Kliknij wielokąt i odtwórz strategie bramkowania, które zostały użyte w poprzedniej sekcji. Następnie kliknij edytor układu i przeciągnij interesujące nas populacje limfocytów B z probówki szóstej i kontroli czystości na kartę edytora układu. Pojawią się wykresy kropkowe reprezentujące limfocyty B. W tym przykładzie wykres w prawym górnym rogu przedstawia posortowane limfocyty B z całkowitej zawiesiny komórek śledziony, a wykres w prawym dolnym rogu to kontrola czystości. Komórki powinny pojawiać się tylko w populacji będącej przedmiotem zainteresowania w ramach kontroli czystości.

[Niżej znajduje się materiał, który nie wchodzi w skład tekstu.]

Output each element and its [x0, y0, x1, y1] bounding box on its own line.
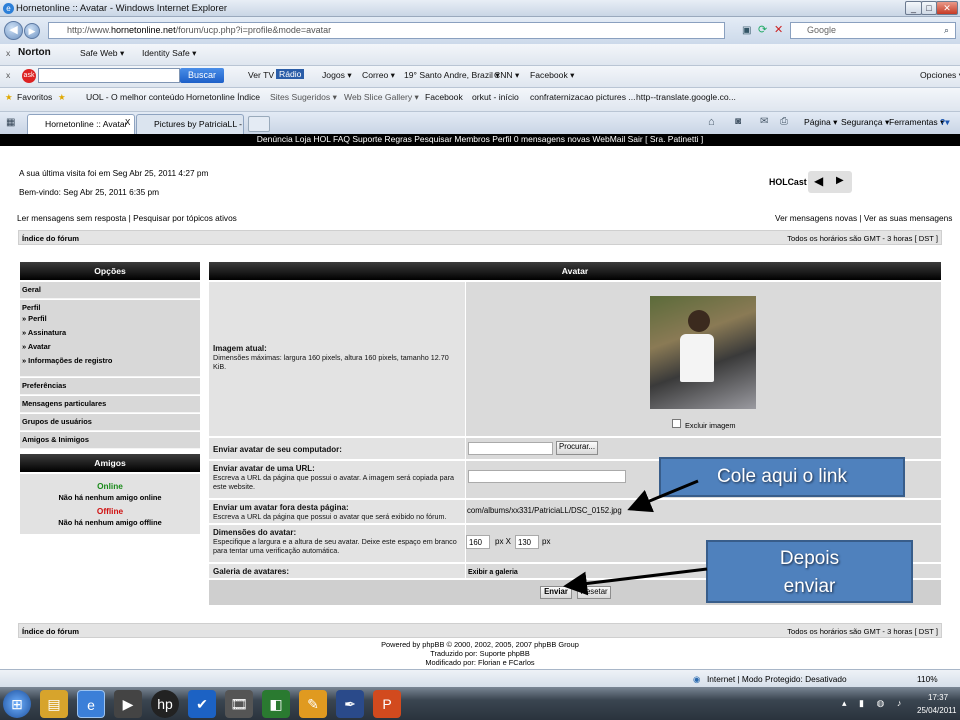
- movie-maker-icon[interactable]: 🎞: [225, 690, 253, 718]
- arrow-to-submit: [563, 567, 708, 596]
- security-zone[interactable]: Internet | Modo Protegido: Desativado: [707, 674, 847, 684]
- ie-taskbar-icon[interactable]: e: [77, 690, 105, 718]
- paint-icon[interactable]: ✎: [299, 690, 327, 718]
- pen-icon[interactable]: ✒: [336, 690, 364, 718]
- hp-icon[interactable]: hp: [151, 690, 179, 718]
- clock-time[interactable]: 17:37: [928, 693, 948, 702]
- clock-date[interactable]: 25/04/2011: [917, 706, 956, 715]
- arrow-to-remote-input: [627, 479, 699, 513]
- globe-icon: ◉: [693, 674, 701, 684]
- taskbar: ⊞ ▤ e ▶ hp ✔ 🎞 ◧ ✎ ✒ P ▴ ▮ ◍ ♪ 17:37 25/…: [0, 687, 960, 720]
- tray-icons[interactable]: ▴ ▮ ◍ ♪: [842, 698, 906, 709]
- start-button[interactable]: ⊞: [3, 690, 31, 718]
- media-icon[interactable]: ▶: [114, 690, 142, 718]
- explorer-icon[interactable]: ▤: [40, 690, 68, 718]
- powerpoint-icon[interactable]: P: [373, 690, 401, 718]
- app-icon[interactable]: ◧: [262, 690, 290, 718]
- checkmark-icon[interactable]: ✔: [188, 690, 216, 718]
- zoom-level[interactable]: 110%: [917, 674, 938, 684]
- status-bar: ◉ Internet | Modo Protegido: Desativado …: [0, 669, 960, 687]
- annotation-arrows: [563, 479, 708, 596]
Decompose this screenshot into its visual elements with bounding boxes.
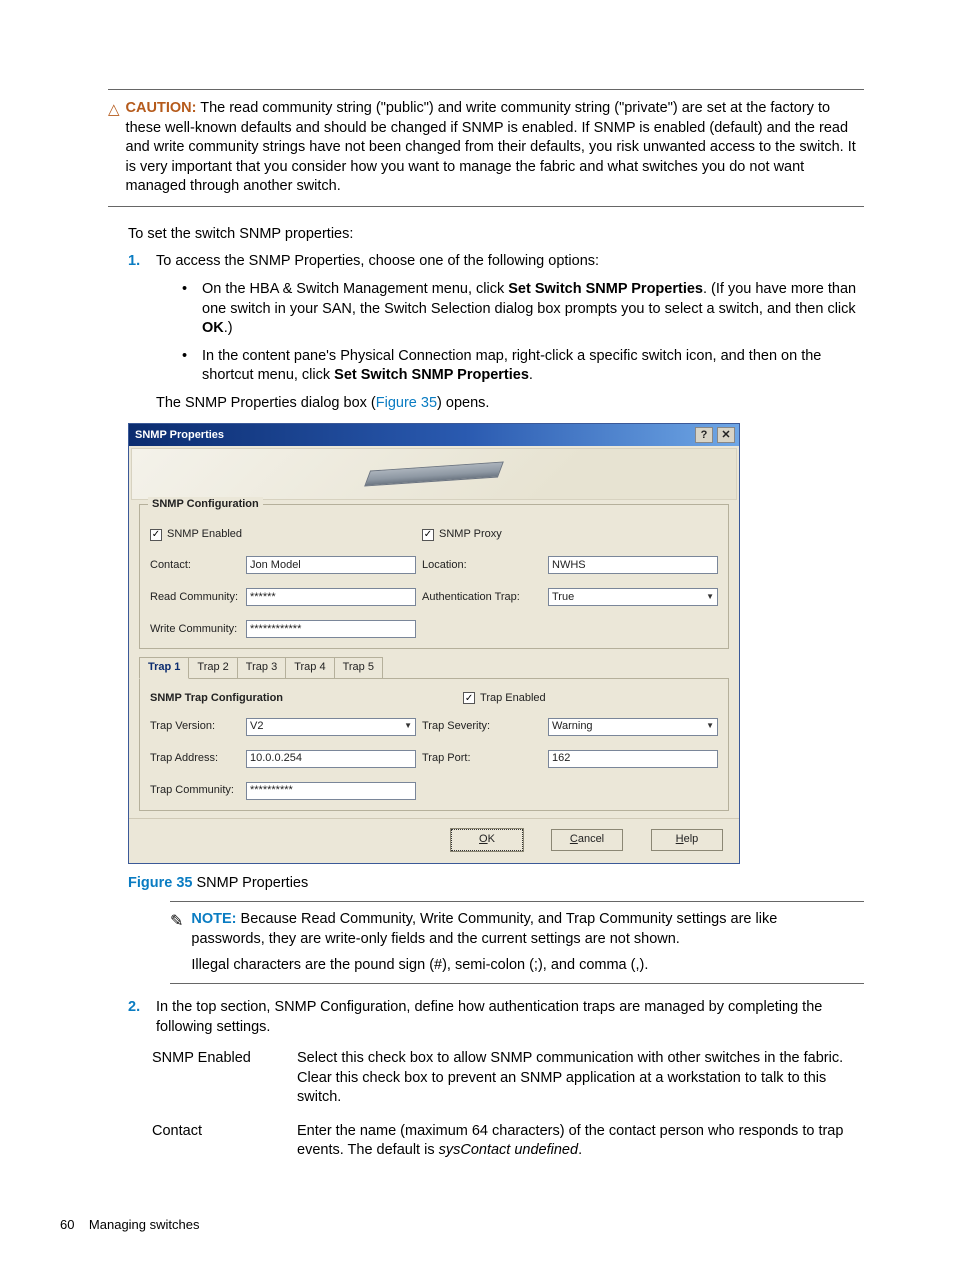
trap-config-title: SNMP Trap Configuration — [150, 691, 283, 706]
snmp-enabled-label: SNMP Enabled — [167, 527, 242, 542]
tab-trap5[interactable]: Trap 5 — [334, 657, 383, 679]
trap-enabled-label: Trap Enabled — [480, 691, 546, 706]
def-desc-snmp-enabled: Select this check box to allow SNMP comm… — [297, 1049, 864, 1108]
writecommunity-label: Write Community: — [150, 622, 240, 637]
tab-trap1[interactable]: Trap 1 — [139, 657, 189, 679]
trapversion-label: Trap Version: — [150, 719, 240, 734]
location-field[interactable]: NWHS — [548, 556, 718, 574]
location-label: Location: — [422, 558, 542, 573]
note-icon: ✎ — [170, 911, 183, 933]
step2-number: 2. — [128, 998, 146, 1037]
close-icon[interactable]: ✕ — [717, 427, 735, 443]
trapport-label: Trap Port: — [422, 751, 542, 766]
bullet-dot: • — [182, 280, 192, 339]
contact-field[interactable]: Jon Model — [246, 556, 416, 574]
bullet-dot: • — [182, 347, 192, 386]
snmp-config-group-title: SNMP Configuration — [148, 497, 263, 512]
figure-caption: Figure 35 SNMP Properties — [128, 874, 864, 894]
caution-text-block: CAUTION: The read community string ("pub… — [126, 99, 864, 197]
authtrap-dropdown[interactable]: True▼ — [548, 588, 718, 606]
def-desc-contact: Enter the name (maximum 64 characters) o… — [297, 1122, 864, 1161]
step1-closing: The SNMP Properties dialog box (Figure 3… — [156, 394, 864, 414]
trapseverity-label: Trap Severity: — [422, 719, 542, 734]
snmp-proxy-label: SNMP Proxy — [439, 527, 502, 542]
trapaddress-field[interactable]: 10.0.0.254 — [246, 750, 416, 768]
authtrap-label: Authentication Trap: — [422, 590, 542, 605]
trapaddress-label: Trap Address: — [150, 751, 240, 766]
ok-button[interactable]: OK — [451, 829, 523, 851]
chevron-down-icon: ▼ — [706, 592, 714, 603]
readcommunity-label: Read Community: — [150, 590, 240, 605]
step1-bullet2: In the content pane's Physical Connectio… — [202, 347, 864, 386]
snmp-proxy-checkbox[interactable]: ✓ — [422, 529, 434, 541]
trapcommunity-label: Trap Community: — [150, 783, 240, 798]
writecommunity-field[interactable]: ************ — [246, 620, 416, 638]
tab-trap3[interactable]: Trap 3 — [237, 657, 286, 679]
trapport-field[interactable]: 162 — [548, 750, 718, 768]
tab-trap2[interactable]: Trap 2 — [188, 657, 237, 679]
chevron-down-icon: ▼ — [404, 721, 412, 732]
dialog-banner — [131, 448, 737, 500]
caution-icon: △ — [108, 100, 120, 120]
page-footer: 60 Managing switches — [60, 1216, 199, 1234]
help-button[interactable]: Help — [651, 829, 723, 851]
trapversion-dropdown[interactable]: V2▼ — [246, 718, 416, 736]
help-titlebar-button[interactable]: ? — [695, 427, 713, 443]
snmp-enabled-checkbox[interactable]: ✓ — [150, 529, 162, 541]
trap-enabled-checkbox[interactable]: ✓ — [463, 692, 475, 704]
contact-label: Contact: — [150, 558, 240, 573]
tab-trap4[interactable]: Trap 4 — [285, 657, 334, 679]
step1-text: To access the SNMP Properties, choose on… — [156, 252, 864, 272]
trapcommunity-field[interactable]: ********** — [246, 782, 416, 800]
cancel-button[interactable]: Cancel — [551, 829, 623, 851]
intro-text: To set the switch SNMP properties: — [128, 225, 864, 245]
readcommunity-field[interactable]: ****** — [246, 588, 416, 606]
step1-number: 1. — [128, 252, 146, 413]
step1-bullet1: On the HBA & Switch Management menu, cli… — [202, 280, 864, 339]
step2-text: In the top section, SNMP Configuration, … — [156, 998, 864, 1037]
snmp-properties-dialog: SNMP Properties ? ✕ SNMP Configuration ✓… — [128, 423, 740, 864]
figure-link[interactable]: Figure 35 — [376, 395, 437, 411]
caution-label: CAUTION: — [126, 100, 197, 116]
switch-image — [364, 462, 504, 487]
note-body: NOTE: Because Read Community, Write Comm… — [191, 910, 844, 975]
def-term-contact: Contact — [152, 1122, 277, 1161]
def-term-snmp-enabled: SNMP Enabled — [152, 1049, 277, 1108]
caution-body: The read community string ("public") and… — [126, 100, 856, 194]
trapseverity-dropdown[interactable]: Warning▼ — [548, 718, 718, 736]
dialog-title: SNMP Properties — [135, 428, 691, 443]
chevron-down-icon: ▼ — [706, 721, 714, 732]
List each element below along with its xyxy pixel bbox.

Aby sprawdzić czystość limfocytów B w posortowanych komórkach, kliknij edytor tabel. Przeciągnij populację limfocytów B z probówki szóstej i kontroli czystości w tabeli. W menu statystyk wybierz częstotliwość komórek CD45-dodatnich, aby przetestować czystość tej populacji komórek. Następnie kliknij utwórz tabelę. Wartości parametrów pojawią się w nowej tabeli. W oknie kontroli czystości sprawdź częstość występowania limfocytów B w komórkach CD45-dodatnich, która powinna być wyższa niż 98%.